Halma, who worked with the Kamala Harris presidential campaign on Arab American outreach, fears that the incoming Trump administration could worsen conditions in Lebanon. “I do feel defeated in the sense that I have no faith that this next administration will do good by Lebanon. I still have to believe that the Lebanese Americans here in the United States and the collective good of the people here will continue to raise their voices and advocate, because if I don't believe in that, then it's going to be very difficult to get out of bed,” Halma said.

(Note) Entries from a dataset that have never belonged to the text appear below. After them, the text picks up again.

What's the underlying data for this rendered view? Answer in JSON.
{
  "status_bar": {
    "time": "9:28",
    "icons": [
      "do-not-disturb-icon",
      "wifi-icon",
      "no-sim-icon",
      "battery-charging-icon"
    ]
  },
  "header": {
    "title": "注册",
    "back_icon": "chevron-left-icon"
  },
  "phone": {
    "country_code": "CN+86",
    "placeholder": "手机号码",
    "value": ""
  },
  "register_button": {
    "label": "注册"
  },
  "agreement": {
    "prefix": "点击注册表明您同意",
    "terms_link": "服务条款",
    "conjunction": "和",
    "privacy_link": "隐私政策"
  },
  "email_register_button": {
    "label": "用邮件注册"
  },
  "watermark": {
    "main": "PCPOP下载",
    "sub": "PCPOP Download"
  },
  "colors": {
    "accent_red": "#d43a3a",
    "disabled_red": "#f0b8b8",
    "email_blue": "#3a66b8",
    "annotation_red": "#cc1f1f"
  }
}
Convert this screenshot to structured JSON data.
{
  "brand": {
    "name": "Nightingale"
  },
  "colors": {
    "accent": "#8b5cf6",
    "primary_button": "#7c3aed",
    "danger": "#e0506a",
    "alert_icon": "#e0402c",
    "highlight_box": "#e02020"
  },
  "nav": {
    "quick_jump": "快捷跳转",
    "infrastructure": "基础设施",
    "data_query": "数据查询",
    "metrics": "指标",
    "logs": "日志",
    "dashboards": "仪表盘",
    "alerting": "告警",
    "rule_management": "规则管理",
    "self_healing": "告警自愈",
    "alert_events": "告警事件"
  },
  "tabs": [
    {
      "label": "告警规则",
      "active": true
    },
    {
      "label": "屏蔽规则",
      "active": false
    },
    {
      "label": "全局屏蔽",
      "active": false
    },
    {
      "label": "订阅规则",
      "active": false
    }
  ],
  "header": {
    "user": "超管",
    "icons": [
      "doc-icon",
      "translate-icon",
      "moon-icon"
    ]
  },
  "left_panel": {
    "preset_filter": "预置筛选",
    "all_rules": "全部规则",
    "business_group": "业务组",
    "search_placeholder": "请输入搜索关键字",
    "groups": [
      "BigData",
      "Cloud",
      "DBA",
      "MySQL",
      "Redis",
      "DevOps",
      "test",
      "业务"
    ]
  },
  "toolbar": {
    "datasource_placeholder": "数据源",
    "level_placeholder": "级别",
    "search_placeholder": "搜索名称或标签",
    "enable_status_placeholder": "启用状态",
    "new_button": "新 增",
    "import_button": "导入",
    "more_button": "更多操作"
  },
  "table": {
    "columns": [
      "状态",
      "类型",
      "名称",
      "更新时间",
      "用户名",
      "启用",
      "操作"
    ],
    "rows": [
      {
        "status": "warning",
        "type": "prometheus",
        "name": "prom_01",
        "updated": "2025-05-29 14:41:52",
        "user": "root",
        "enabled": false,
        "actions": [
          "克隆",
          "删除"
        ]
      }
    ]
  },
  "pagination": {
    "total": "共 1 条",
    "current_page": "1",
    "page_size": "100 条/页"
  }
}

She recalls speaking with Lebanese Americans earlier this year during the Harris campaign, as the humanitarian crisis in Lebanon was escalating. “They all wanted people to understand that Lebanon has been through turmoil before and [that in the past, the Lebanese people] rose again.” In this sense, many in the diaspora are balancing a complicated register of emotions. There is a desire to see their homeland celebrated and acknowledged for its rich culture and spirit of community aid. At the same time, they don’t want Lebanon’s suffering to be swept away or go unacknowledged.
For Halma, community gatherings like the flag raising felt like a revelation of the only path forward for people in the diaspora. “It was very emotional to see the flag go up knowing that so many are in pain and knowing what’s coming in the future. But it was so symbolic,” Halma said. “Family and love of our country is what’s going to have to carry us through the next couple of years.”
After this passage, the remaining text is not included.